What you do now is up to you. You could wait another hour and bake it and have tasty bread. You could go out for the afternoon and then bake it for dinner and have very tasty bread. Personally, I do this on a Saturday, with an eye to baking it on Sunday, so I give it the rest of the day to rise, and then I’ll generally punch it down a second time and put it in the fridge overnight. By Sunday dinner, I have me some outstandingly tasty bread. Again, I’m not taking credit, the recipe is as old as the hills. But ask around, my Sunday night bread kicks ass. Anyhow, time passes.
Your dough should be room temperature when you go to bake it which is trivial unless you’ve gone for the (highly recommended!) overnight rise in the fridge. Why not just leave it to rise overnight, out of the fridge, I hear you ask? By all means, give it a shot. It will rise a lot, and the surface will feel like silk, and it will be nearly impossible to handle (think about trying to form a loaf out of steam, say). But I admire your moxie.
Every time you manipulate your dough, some of the bubbles will collapse. They’ll come back as long as there is anything else for your yeast to eat (which there will be), so don’t worry, but it does mean that you don’t really want to be doing any dough manipulation immediately before baking. I deal with this by forming the loaf and putting it on a sheet of parchment for the final rise, since parchment can go directly into the oven. Pro-tip: wax paper is not parchment.
This is a French bread recipe, so you want to bake it on a stone or, failing that, a cookie sheet. You don’t put this in a loaf pan. That means that you have considerable flexibility on the size and shape of your loaf. You can sort of just plop your bread ball down and make a round “boule” loaf, or you can form it into the standard french-stick ellipsoid. The only trick here is to try to ensure that the “skin” of the loaf, the soon-to-be-crust, is stretched nicely instead of lying slack. To do that, as you’re shaping it, curl the sides of the loaf down under itself, so that the top skin stretches. This is easier to do than to describe – you’ll get the hang of it.

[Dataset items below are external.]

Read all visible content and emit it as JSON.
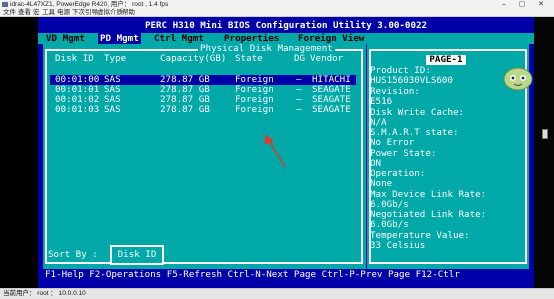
{
  "window": {
    "title": "idrac-4L47XZ1, PowerEdge R420, 用户： root , 1.4 fps",
    "controls": {
      "minimize": "–",
      "maximize": "▢",
      "close": "✕"
    }
  },
  "menubar": {
    "items": [
      "文件",
      "查看",
      "宏",
      "工具",
      "电源",
      "下次引导",
      "虚拟介质",
      "帮助"
    ]
  },
  "bios": {
    "heading": "PERC H310 Mini BIOS Configuration Utility 3.00-0022",
    "tabs": [
      "VD Mgmt",
      "PD Mgmt",
      "Ctrl Mgmt",
      "Properties",
      "Foreign View"
    ],
    "active_tab": 1,
    "panel_title": "Physical Disk Management",
    "columns": [
      "Disk ID",
      "Type",
      "Capacity(GB)",
      "State",
      "DG",
      "Vendor"
    ],
    "rows": [
      {
        "id": "00:01:00",
        "type": "SAS",
        "capacity": "278.87 GB",
        "state": "Foreign",
        "dg": "–",
        "vendor": "HITACHI"
      },
      {
        "id": "00:01:01",
        "type": "SAS",
        "capacity": "278.87 GB",
        "state": "Foreign",
        "dg": "–",
        "vendor": "SEAGATE"
      },
      {
        "id": "00:01:02",
        "type": "SAS",
        "capacity": "278.87 GB",
        "state": "Foreign",
        "dg": "–",
        "vendor": "SEAGATE"
      },
      {
        "id": "00:01:03",
        "type": "SAS",
        "capacity": "278.87 GB",
        "state": "Foreign",
        "dg": "–",
        "vendor": "SEAGATE"
      }
    ],
    "selected_row": 0,
    "sort_label": "Sort By :",
    "sort_button": "Disk ID",
    "page": "PAGE-1",
    "properties": [
      {
        "label": "Product ID:",
        "value": "HUS156030VLS600"
      },
      {
        "label": "Revision:",
        "value": "E516"
      },
      {
        "label": "Disk Write Cache:",
        "value": "N/A"
      },
      {
        "label": "S.M.A.R.T state:",
        "value": "No Error"
      },
      {
        "label": "Power State:",
        "value": "ON"
      },
      {
        "label": "Operation:",
        "value": "None"
      },
      {
        "label": "Max Device Link Rate:",
        "value": "6.0Gb/s"
      },
      {
        "label": "Negotiated Link Rate:",
        "value": "6.0Gb/s"
      },
      {
        "label": "Temperature Value:",
        "value": "33 Celsius"
      }
    ],
    "help": "F1-Help F2-Operations F5-Refresh Ctrl-N-Next Page Ctrl-P-Prev Page F12-Ctlr"
  },
  "statusbar": {
    "text": "当前用户： root ： 10.0.0.10"
  },
  "colors": {
    "bios_blue": "#0000a8",
    "bios_cyan": "#00a8a8",
    "annotation_arrow": "#e03a2f"
  }
}
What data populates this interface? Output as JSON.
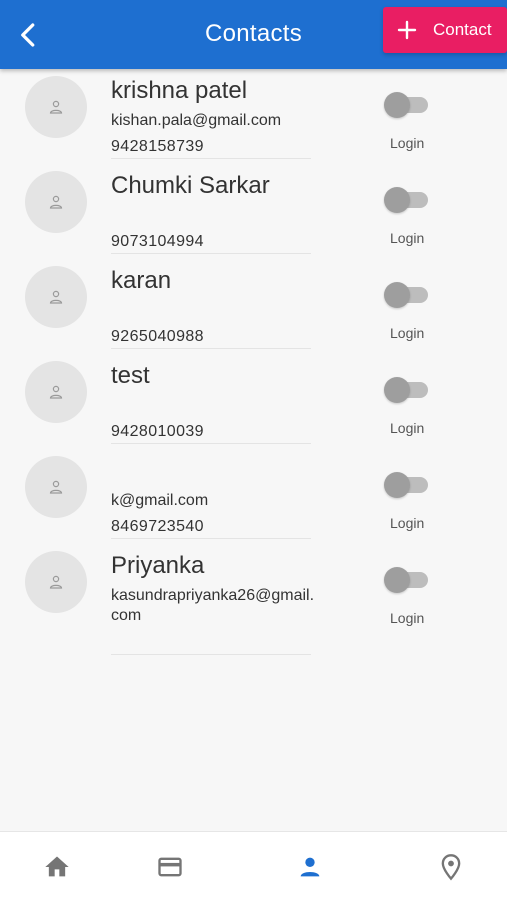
{
  "header": {
    "title": "Contacts",
    "back_icon": "chevron-left-icon",
    "add_button_label": "Contact",
    "add_icon": "plus-icon",
    "background": "#1e6fd0",
    "accent": "#e91e63"
  },
  "contacts": [
    {
      "name": "krishna patel",
      "email": "kishan.pala@gmail.com",
      "phone": "9428158739",
      "login_label": "Login",
      "login_enabled": false
    },
    {
      "name": "Chumki Sarkar",
      "email": "",
      "phone": "9073104994",
      "login_label": "Login",
      "login_enabled": false
    },
    {
      "name": "karan",
      "email": "",
      "phone": "9265040988",
      "login_label": "Login",
      "login_enabled": false
    },
    {
      "name": "test",
      "email": "",
      "phone": "9428010039",
      "login_label": "Login",
      "login_enabled": false
    },
    {
      "name": "",
      "email": "k@gmail.com",
      "phone": "8469723540",
      "login_label": "Login",
      "login_enabled": false
    },
    {
      "name": "Priyanka",
      "email": "kasundrapriyanka26@gmail.com",
      "phone": "",
      "login_label": "Login",
      "login_enabled": false
    }
  ],
  "bottom_nav": {
    "items": [
      {
        "icon": "home-icon",
        "active": false
      },
      {
        "icon": "card-icon",
        "active": false
      },
      {
        "icon": "person-icon",
        "active": true
      },
      {
        "icon": "location-pin-icon",
        "active": false
      }
    ],
    "active_color": "#1e6fd0",
    "inactive_color": "#757575"
  }
}
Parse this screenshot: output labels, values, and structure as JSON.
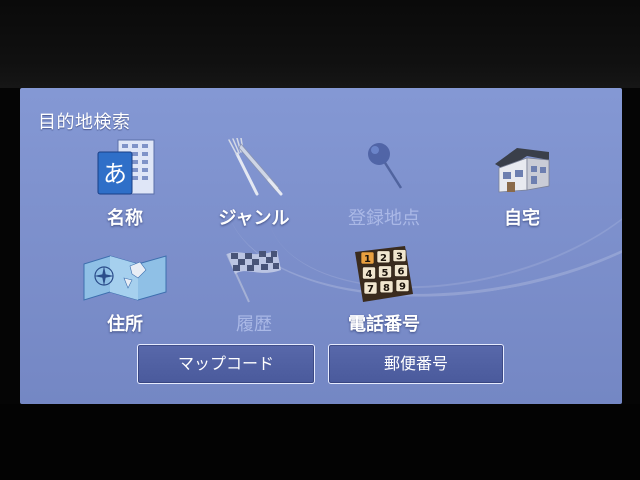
{
  "screen_title": "目的地検索",
  "menu": {
    "name": {
      "label": "名称",
      "icon": "building-a-icon",
      "enabled": true
    },
    "genre": {
      "label": "ジャンル",
      "icon": "fork-knife-icon",
      "enabled": true
    },
    "registered": {
      "label": "登録地点",
      "icon": "pushpin-icon",
      "enabled": false
    },
    "home": {
      "label": "自宅",
      "icon": "house-icon",
      "enabled": true
    },
    "address": {
      "label": "住所",
      "icon": "map-icon",
      "enabled": true
    },
    "history": {
      "label": "履歴",
      "icon": "checkered-flag-icon",
      "enabled": false
    },
    "phone": {
      "label": "電話番号",
      "icon": "keypad-icon",
      "enabled": true
    },
    "keypad_digits": [
      "1",
      "2",
      "3",
      "4",
      "5",
      "6",
      "7",
      "8",
      "9"
    ]
  },
  "buttons": {
    "mapcode": "マップコード",
    "postal": "郵便番号"
  },
  "colors": {
    "screen_bg": "#7d90cc",
    "button_bg": "#4f5fa1",
    "disabled_text": "#aab8e6"
  }
}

Heat your oven to 450F (convection ovens are yay, and will generally be smart enough to re-interpret that as 425F since they do a better job of baking. If yours doesn’t, help it out.) If you have a baking stone, it should obviously be in there too. When the oven is hot, right before putting the bread in, slash the top a few times and dust it with a little more flour. Not only does this give it a classic look, but it also lets the bread rise more evenly as the bubbles expand in the heat.
Right after you put it in the oven, throw in a few ice cubes. Not on the bread, just anywhere in the oven. The ice cubes are key. They will form steam, and the steam will condense on the dough, since it is cooler than the air in the oven. In the process, they will give up some heat to the surface of the dough. This makes for very happy crusts, and is the difference between people thinking you cooked bread, and people thinking you are super-awesome.
5 minutes in, you can throw a few more ice cubes in, to finish the job. Be careful when you open the oven door, that steam is going to try to have a party on your face.
Total baking time is about 25 minutes, though I generally have to give whole wheat dough a little bit longer to get a good crust going.
Take it out when it’s ready, put it on some kind of rack to cool. If you put your ear up next to it, you will hear the signature sound of bread – a crackling as it cools, that makes my mouth water just thinking about it.
Cut thick slices. Use real butter. Marvel at how something so easy can taste so good. I know there’s a lot of words there, but by the third time you do this, it is easier and more rewarding than just about anything else you’ll do in your kitchen.